Nach Auftauchen von Handyvideo: Israel ändert seine Darstellung des Angriffs auf Konvoi mit Krankenwagen

Die Armee gibt zu, dass Soldaten falsche Aussagen zum Blaulicht gemacht haben. Vorwürfe zum Verscharren der Leichen weist Israel dagegen zurück.

Stand:

Die israelische Armee hat ihre Angaben zum Tod von Sanitätern im Süden des Gazastreifens geändert. Dennoch bleiben viele Fragen offen. Zunächst hatte das Militär erklärt, dass die Soldaten das Feuer auf „verdächtige“ Fahrzeuge eröffnet hätten, die im Dunkeln ohne Kennzeichnung oder Warnlichter unterwegs gewesen waren. Dabei seien neun Mitglieder der Hamas sowie des Islamistischen Dschihad getötet worden, die in Fahrzeugen des Roten Halbmondes unterwegs gewesen sein sollen.

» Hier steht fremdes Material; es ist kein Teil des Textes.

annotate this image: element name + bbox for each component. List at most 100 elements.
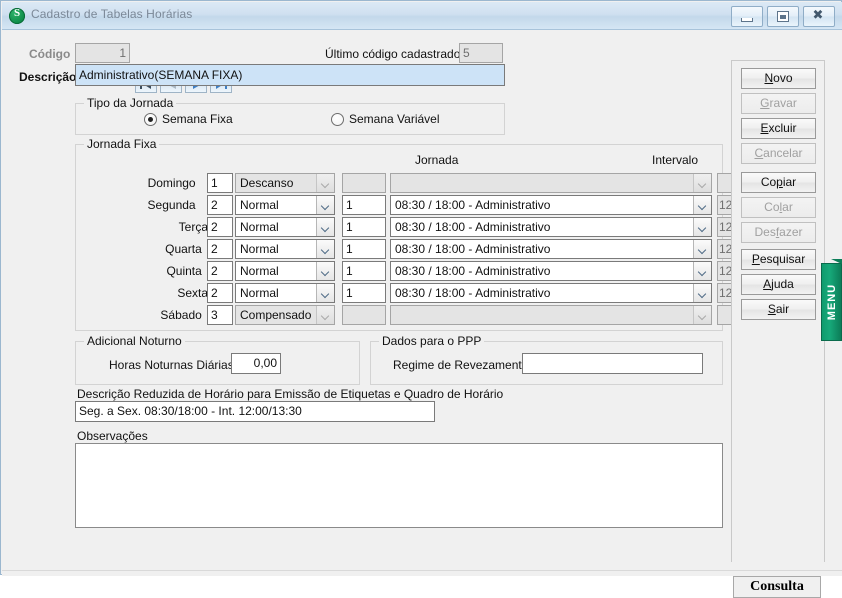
close-button[interactable]: ✖	[803, 6, 835, 27]
row-jornada-value: 08:30 / 18:00 - Administrativo	[395, 242, 551, 256]
adicional-noturno-caption: Adicional Noturno	[84, 334, 185, 348]
row-jornada-code[interactable]: 1	[342, 195, 386, 215]
title-bar: S Cadastro de Tabelas Horárias ✖	[2, 2, 842, 30]
client-area: Código 1 Último código cadastrado 5 Desc…	[2, 30, 842, 598]
row-day-number[interactable]: 2	[207, 195, 233, 215]
row-tipo-value: Descanso	[240, 176, 294, 190]
chevron-down-icon[interactable]	[316, 174, 334, 192]
menu-tab[interactable]: MENU	[821, 259, 842, 341]
row-tipo-value: Normal	[240, 198, 279, 212]
row-tipo-combo[interactable]: Descanso	[235, 173, 335, 193]
row-jornada-value: 08:30 / 18:00 - Administrativo	[395, 220, 551, 234]
chevron-down-icon[interactable]	[693, 284, 711, 302]
row-day-number[interactable]: 2	[207, 283, 233, 303]
window-controls: ✖	[731, 6, 835, 27]
row-jornada-code[interactable]: 1	[342, 283, 386, 303]
row-jornada-combo[interactable]	[390, 305, 712, 325]
chevron-down-icon[interactable]	[693, 262, 711, 280]
codigo-label: Código	[29, 47, 71, 61]
row-day-label: Domingo	[147, 176, 196, 190]
excluir-button[interactable]: Excluir	[741, 118, 816, 139]
row-jornada-code[interactable]: 1	[342, 261, 386, 281]
row-tipo-combo[interactable]: Normal	[235, 261, 335, 281]
row-day-number[interactable]: 3	[207, 305, 233, 325]
regime-revezamento-field[interactable]	[522, 353, 703, 374]
row-tipo-value: Normal	[240, 242, 279, 256]
row-jornada-code[interactable]: 1	[342, 217, 386, 237]
chevron-down-icon[interactable]	[693, 306, 711, 324]
ultimo-codigo-field: 5	[459, 43, 503, 63]
pesquisar-button[interactable]: Pesquisar	[741, 249, 816, 270]
row-day-number[interactable]: 2	[207, 239, 233, 259]
ultimo-codigo-label: Último código cadastrado	[325, 47, 461, 61]
row-tipo-value: Normal	[240, 286, 279, 300]
chevron-down-icon[interactable]	[693, 240, 711, 258]
app-icon-glyph: S	[13, 7, 21, 19]
row-tipo-combo[interactable]: Normal	[235, 217, 335, 237]
adicional-noturno-group: Adicional Noturno Horas Noturnas Diárias…	[75, 334, 360, 385]
copiar-button[interactable]: Copiar	[741, 172, 816, 193]
close-icon: ✖	[812, 8, 824, 23]
ajuda-button[interactable]: Ajuda	[741, 274, 816, 295]
row-jornada-combo[interactable]: 08:30 / 18:00 - Administrativo	[390, 239, 712, 259]
row-jornada-code[interactable]	[342, 173, 386, 193]
row-jornada-combo[interactable]: 08:30 / 18:00 - Administrativo	[390, 261, 712, 281]
row-jornada-value: 08:30 / 18:00 - Administrativo	[395, 264, 551, 278]
chevron-down-icon[interactable]	[316, 284, 334, 302]
horas-noturnas-label: Horas Noturnas Diárias	[109, 358, 234, 372]
descricao-field[interactable]: Administrativo(SEMANA FIXA)	[75, 64, 505, 86]
tipo-jornada-group: Tipo da Jornada Semana Fixa Semana Variá…	[75, 96, 505, 135]
row-tipo-combo[interactable]: Compensado	[235, 305, 335, 325]
chevron-down-icon[interactable]	[316, 196, 334, 214]
row-tipo-combo[interactable]: Normal	[235, 283, 335, 303]
chevron-down-icon[interactable]	[316, 240, 334, 258]
restore-button[interactable]	[767, 6, 799, 27]
chevron-down-icon[interactable]	[316, 218, 334, 236]
row-jornada-combo[interactable]: 08:30 / 18:00 - Administrativo	[390, 195, 712, 215]
row-tipo-value: Normal	[240, 264, 279, 278]
desfazer-button: Desfazer	[741, 222, 816, 243]
app-icon: S	[9, 7, 25, 24]
row-tipo-combo[interactable]: Normal	[235, 195, 335, 215]
chevron-down-icon[interactable]	[316, 262, 334, 280]
codigo-field[interactable]: 1	[75, 43, 130, 63]
minimize-button[interactable]	[731, 6, 763, 27]
row-day-number[interactable]: 2	[207, 261, 233, 281]
status-badge: Consulta	[733, 576, 821, 598]
sair-button[interactable]: Sair	[741, 299, 816, 320]
radio-selected-icon	[144, 113, 157, 126]
row-tipo-combo[interactable]: Normal	[235, 239, 335, 259]
horas-noturnas-field[interactable]: 0,00	[231, 353, 281, 374]
descricao-reduzida-field[interactable]: Seg. a Sex. 08:30/18:00 - Int. 12:00/13:…	[75, 401, 435, 422]
observacoes-field[interactable]	[75, 443, 723, 528]
row-jornada-code[interactable]	[342, 305, 386, 325]
radio-unselected-icon	[331, 113, 344, 126]
chevron-down-icon[interactable]	[693, 218, 711, 236]
descricao-reduzida-label: Descrição Reduzida de Horário para Emiss…	[77, 387, 504, 401]
row-day-label: Segunda	[147, 198, 196, 212]
colar-button: Colar	[741, 197, 816, 218]
row-day-label: Sexta	[177, 286, 208, 300]
row-tipo-value: Normal	[240, 220, 279, 234]
row-jornada-code[interactable]: 1	[342, 239, 386, 259]
window-title: Cadastro de Tabelas Horárias	[31, 7, 193, 21]
col-intervalo-header: Intervalo	[652, 153, 699, 167]
row-jornada-combo[interactable]: 08:30 / 18:00 - Administrativo	[390, 283, 712, 303]
gravar-button: Gravar	[741, 93, 816, 114]
novo-button[interactable]: Novo	[741, 68, 816, 89]
chevron-down-icon[interactable]	[693, 174, 711, 192]
row-day-number[interactable]: 1	[207, 173, 233, 193]
col-jornada-header: Jornada	[415, 153, 459, 167]
chevron-down-icon[interactable]	[693, 196, 711, 214]
regime-revezamento-label: Regime de Revezamento	[393, 358, 529, 372]
row-jornada-combo[interactable]: 08:30 / 18:00 - Administrativo	[390, 217, 712, 237]
jornada-fixa-caption: Jornada Fixa	[84, 137, 160, 151]
row-jornada-value: 08:30 / 18:00 - Administrativo	[395, 198, 551, 212]
action-button-panel: Novo Gravar Excluir Cancelar Copiar Colar Desf…	[731, 60, 825, 562]
row-jornada-value: 08:30 / 18:00 - Administrativo	[395, 286, 551, 300]
row-day-number[interactable]: 2	[207, 217, 233, 237]
row-day-label: Sábado	[160, 308, 202, 322]
jornada-fixa-group: Jornada Fixa Jornada Intervalo Domingo 1 D…	[75, 137, 791, 331]
chevron-down-icon[interactable]	[316, 306, 334, 324]
row-jornada-combo[interactable]	[390, 173, 712, 193]
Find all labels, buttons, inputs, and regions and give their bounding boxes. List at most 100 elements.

Auf einem Video, das auf dem Mobiltelefon eines der Getöteten gefunden wurde, war jedoch zu sehen, dass Krankenwagen klar als solche zu erkennen waren und auch Warnlichter leuchteten. Ein Vertreter des israelischen Militärs erklärte am späten Samstagabend vor der Presse, dass die beteiligten Soldaten zunächst falsche Aussagen zu dem Blaulicht gemacht hätten. „Unserem derzeitigen Verständnis nach lag die Person, die den ursprünglichen Bericht vorlegte, falsch. Wir versuchen herauszufinden, warum.“

Der Vorfall ereignete sich am 23. März. Die Leichen der 15 Männer konnten allerdings erst sieben Tage später aus einem Massengrab geborgen werden. Der Chef des Palästinensischen Roten Halbmonds, Dr. Younis Al-Khatib, hatte am Freitag erklärt, die Helfer seien „aus nächster Nähe angegriffen“ worden und Israel habe „uns acht Tage lang im Unklaren gelassen“ über den Verbleib der Leichen. Auch gab es Vorwürfe, dass mehrere der Getöteten gefesselt worden seien. Dies ließ sich bisher nicht unabhängig überprüfen.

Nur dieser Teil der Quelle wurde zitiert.